On February 10, 1977, respondent Commission issued an order denying the motion for
issuance of temporary restraining order. After receipt of the order of denial,
respondents conducted the special stockholders' meeting wherein the amendments to
the by-laws were ratified. On February 14, 1977, petitioner filed a consolidated motion
for contempt and for nullification of the special stockholders' meeting.

A motion for reconsideration of the order denying petitioner's motion for summary
judgment was filed by petitioner before respondent Commission on March 10, 1977.
Petitioner alleges that up to the time of the filing of the instant petition, the said motion
had not yet been scheduled for hearing. Likewise, the motion for reconsideration of the
order granting in part and denying in part petitioner's motion for production of record
had not yet been resolved.

In view of the fact that the annul stockholders' meeting of respondent corporation had
been scheduled for May 10, 1977, petitioner filed with respondent Commission a
Manifestation stating that he intended to run for the position of director of respondent
corporation. Thereafter, respondents filed a Manifestation with respondent
Commission, submitting a Resolution of the Board of Directors of respondent
corporation disqualifying and precluding petitioner from being a candidate for director
unless he could submit evidence on May 3, 1977 that he does not come within the
disqualifications specified in the amendment to the by-laws, subject matter of SEC
Case No. 1375. By reason thereof, petitioner filed a manifestation and motion to
resolve pending incidents in the case and to issue a writ of injunction, alleging that

57
private respondents were seeking to nullify and render ineffectual the exercise of
jurisdiction by the respondent Commission, to petitioner's irreparable damage and
prejudice, Allegedly despite a subsequent Manifestation to prod respondent
Commission to act, petitioner was not heard prior to the date of the stockholders'
meeting.

Petitioner alleges that there appears a deliberate and concerted inability on the part of
the SEC to act hence petitioner came to this Court.

SEC. CASE NO. 1423

Petitioner likewise alleges that, having discovered that respondent corporation has
been investing corporate funds in other corporations and businesses outside of the
primary purpose clause of the corporation, in violation of section 17 1/2 of the
Corporation Law, he filed with respondent Commission, on January 20, 1977, a petition
seeking to have private respondents Andres M. Soriano, Jr. and Jose M. Soriano, as
well as the respondent corporation declared guilty of such violation, and ordered to
account for such investments and to answer for damages.

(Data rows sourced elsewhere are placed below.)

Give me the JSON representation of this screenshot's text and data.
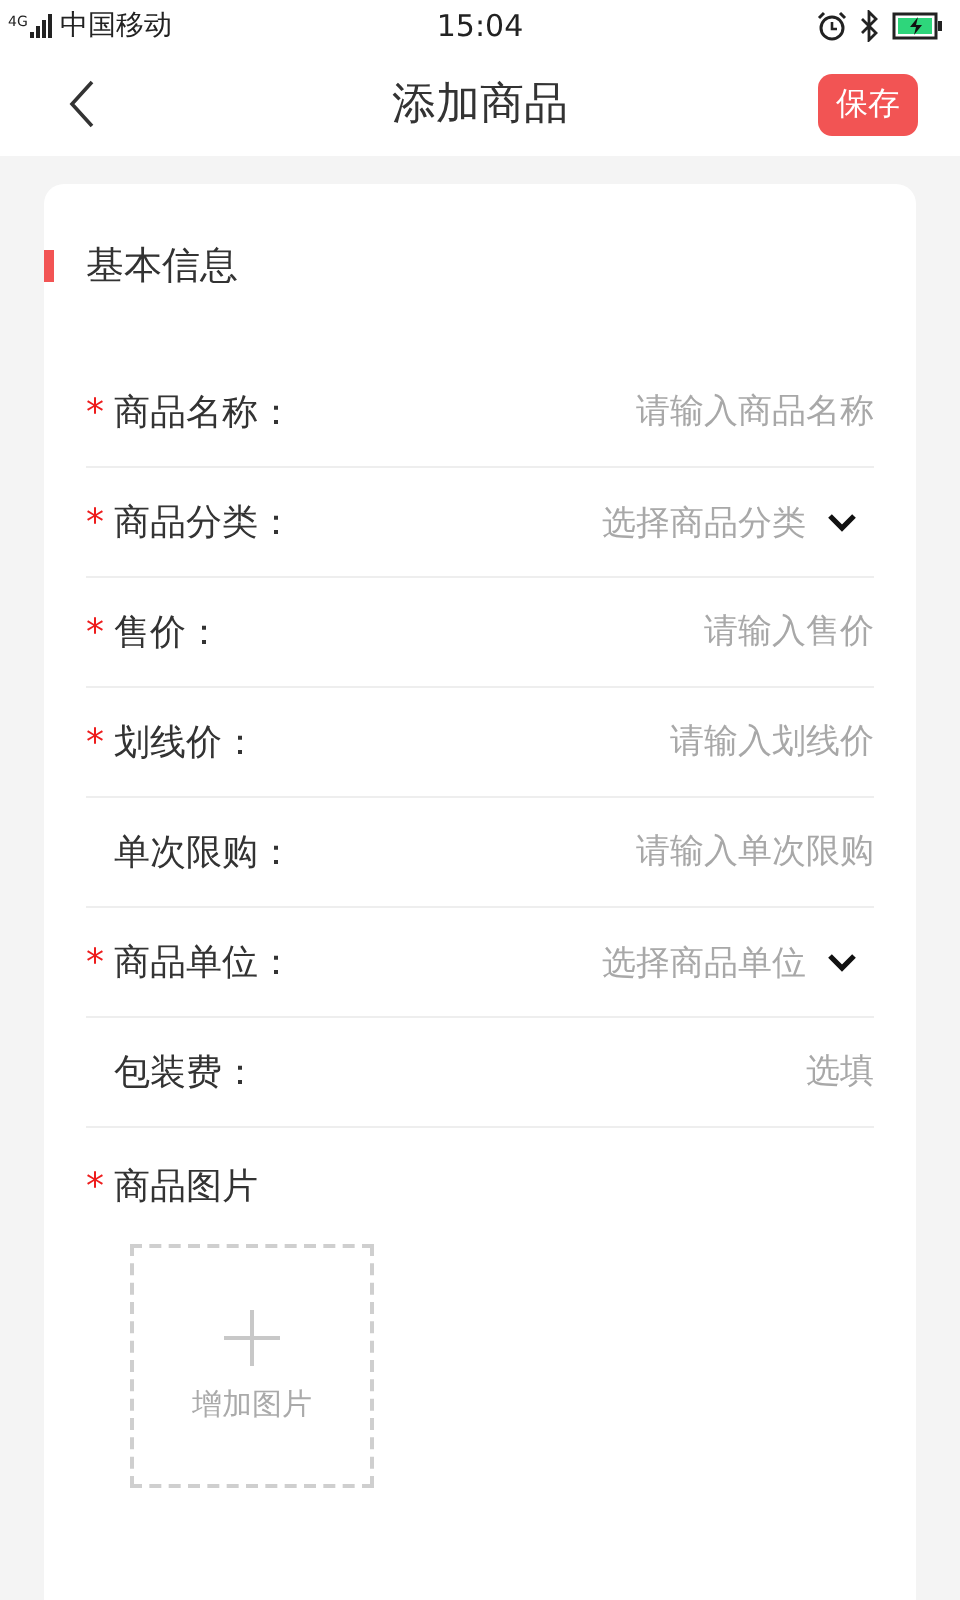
{
  "status_bar": {
    "network": "4G",
    "carrier": "中国移动",
    "time": "15:04"
  },
  "header": {
    "title": "添加商品",
    "save_button": "保存"
  },
  "section": {
    "title": "基本信息"
  },
  "fields": [
    {
      "kind": "input",
      "required": true,
      "label": "商品名称：",
      "placeholder": "请输入商品名称"
    },
    {
      "kind": "select",
      "required": true,
      "label": "商品分类：",
      "placeholder": "选择商品分类"
    },
    {
      "kind": "input",
      "required": true,
      "label": "售价：",
      "placeholder": "请输入售价"
    },
    {
      "kind": "input",
      "required": true,
      "label": "划线价：",
      "placeholder": "请输入划线价"
    },
    {
      "kind": "input",
      "required": false,
      "label": "单次限购：",
      "placeholder": "请输入单次限购"
    },
    {
      "kind": "select",
      "required": true,
      "label": "商品单位：",
      "placeholder": "选择商品单位"
    },
    {
      "kind": "input",
      "required": false,
      "label": "包装费：",
      "placeholder": "选填"
    }
  ],
  "images": {
    "required": true,
    "label": "商品图片",
    "upload_label": "增加图片"
  },
  "required_mark": "*"
}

On February 4, 1977, motions to dismiss were filed by private respondents, to which a


consolidated motion to strike and to declare individual respondents in default and an
opposition ad abundantiorem cautelam were filed by petitioner. Despite the fact that
said motions were filed as early as February 4, 1977, the commission acted thereon
only on April 25, 1977, when it denied respondents' motion to dismiss and gave them
two (2) days within which to file their answer, and set the case for hearing on April 29
and May 3, 1977.

Respondents issued notices of the annual stockholders' meeting, including in the


Agenda thereof, the following:

6. Re-affirmation of the authorization to the Board of Directors by the


stockholders at the meeting on March 20, 1972 to invest corporate funds in
other companies or businesses or for purposes other than the main
purpose for which the Corporation has been organized, and ratification of
the investments thereafter made pursuant thereto.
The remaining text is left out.